O secretário-geral do PS, António José Seguro, saudou a «aposta na indústria» europeia prometida hoje por Jean-Claude Juncker, manifestando expetativa que o novo presidente da Comissão Europeia passe agora «aos atos».

Num comentário à eleição do luxemburguês, que hoje foi confirmado como sucessor de Durão Barroso em sessão plenária do Parlamento Europeu, em Estrasburgo, Seguro manifestou ainda o desejo de ver no elenco do próximo executivo comunitário «um português ou uma portuguesa que tenha um pelouro que seja útil para defender os interesses» do país e da Europa.

«Fiquei satisfeito que ele [Juncker] tenha referido na sua declaração que vai apostar na indústria. Considero que a indústria deve ser o motor da nossa economia, quer a ligada aos setores tradicionais, quer a ligada à era do digital», declarou, acrescentando: «Mas é preciso que o presidente da Comissão não fique apenas pelas palavras e passe aos atos. E que haja recursos para ajudar países como Portugal que querem apostar na indústria».

O luxemburguês Jean-Claude Juncker recebeu hoje em Estrasburgo o voto favorável de 422 eurodeputados na eleição para a Comissão Europeia, superando o apoio recolhido por Durão Barroso na assembleia em 2004 e 2009.

Hoje, numa eleição por voto secreto, Juncker, que pertence à mesma família política de José Manuel Durão Barroso, o Partido Popular Europeu (PPE), teve 422 votos a favor, 250 contra e 47 abstenções, quando necessitava de 376 votos favoráveis para alcançar a maioria qualificada.
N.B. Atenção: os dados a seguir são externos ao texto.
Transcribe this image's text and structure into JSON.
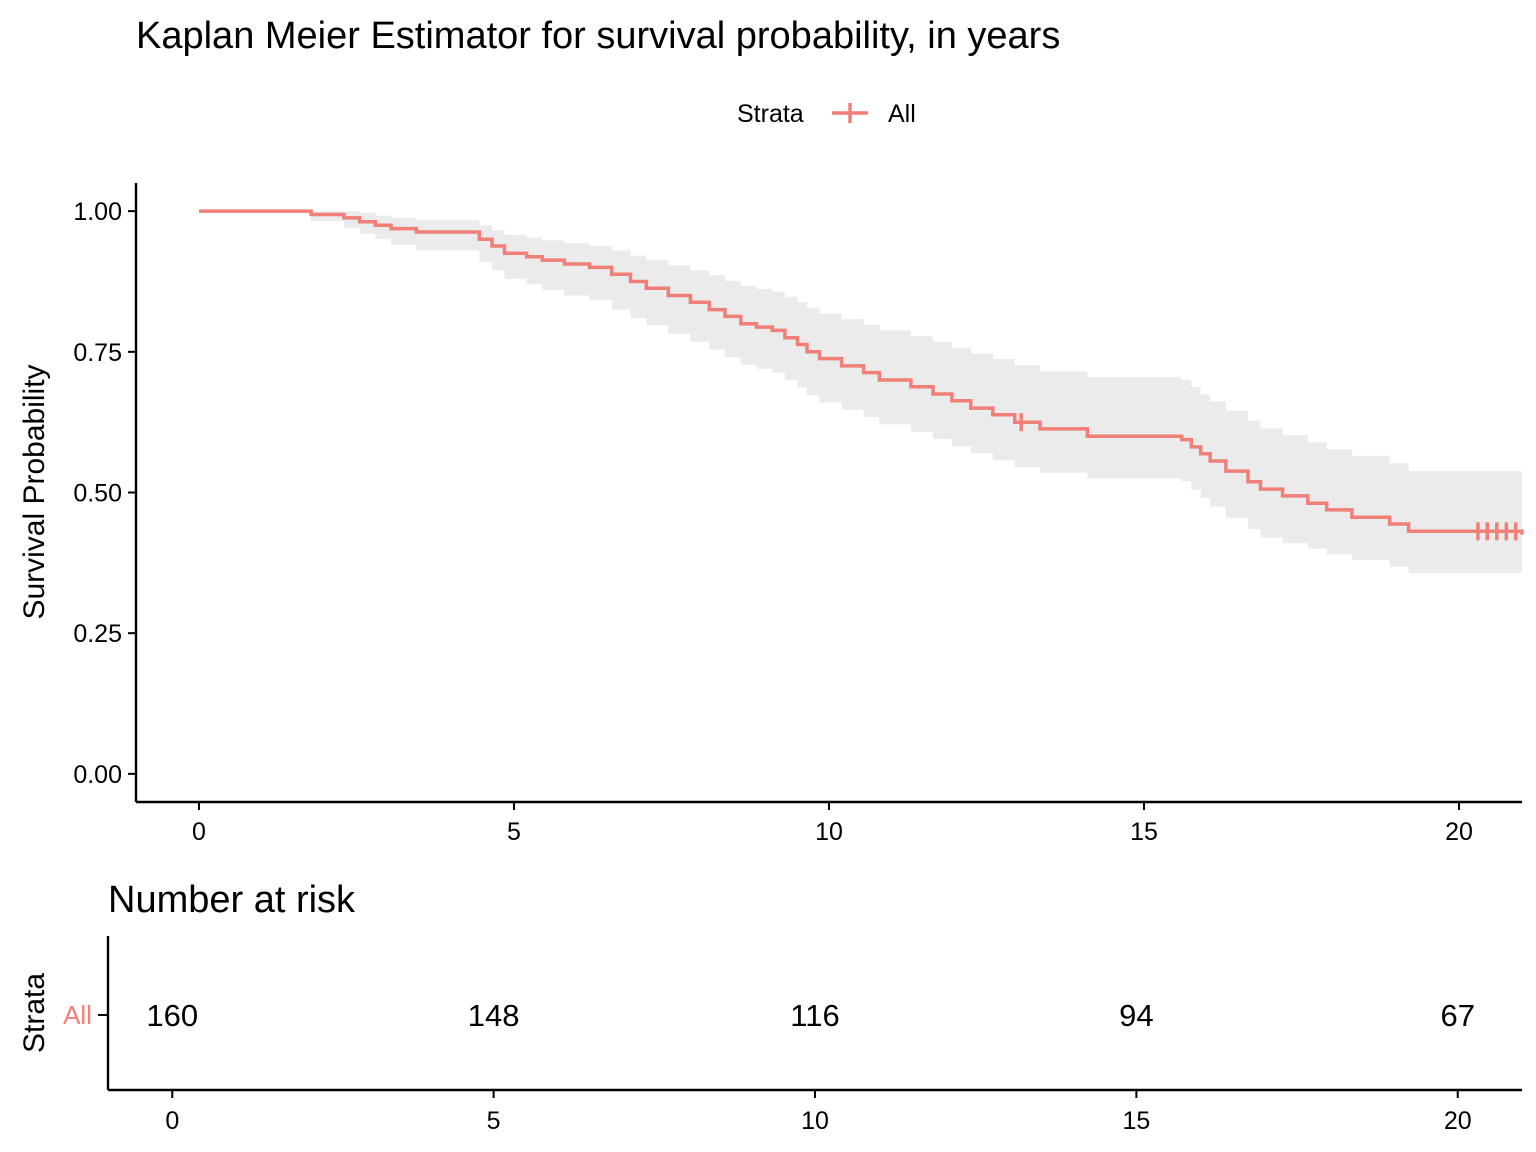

Juncker, 59 anos, foi o candidato apresentado pelo PPE para as eleições europeias de maio passado, as primeiras nas quais, à luz do Tratado de Lisboa, as grandes famílias políticas apresentaram os seus próprios candidatos ao cargo de presidente do executivo comunitário.

O mandato de Jean-Claude Juncker começa a 01 de novembro próximo e terá a duração de cinco anos.

A próxima tarefa do político luxemburguês é solicitar formalmente aos chefes de Estado e de governo da UE que indiquem os candidatos a comissários, de modo a formar o seu colégio.

Juncker sucederá então dentro de três meses e meio a José Manuel Durão Barroso, o primeiro português presidente da Comissão, cargo que ocupou durante 10 anos, um recorde de longevidade apenas igualado pelo francês Jacques Delors (1985-1995).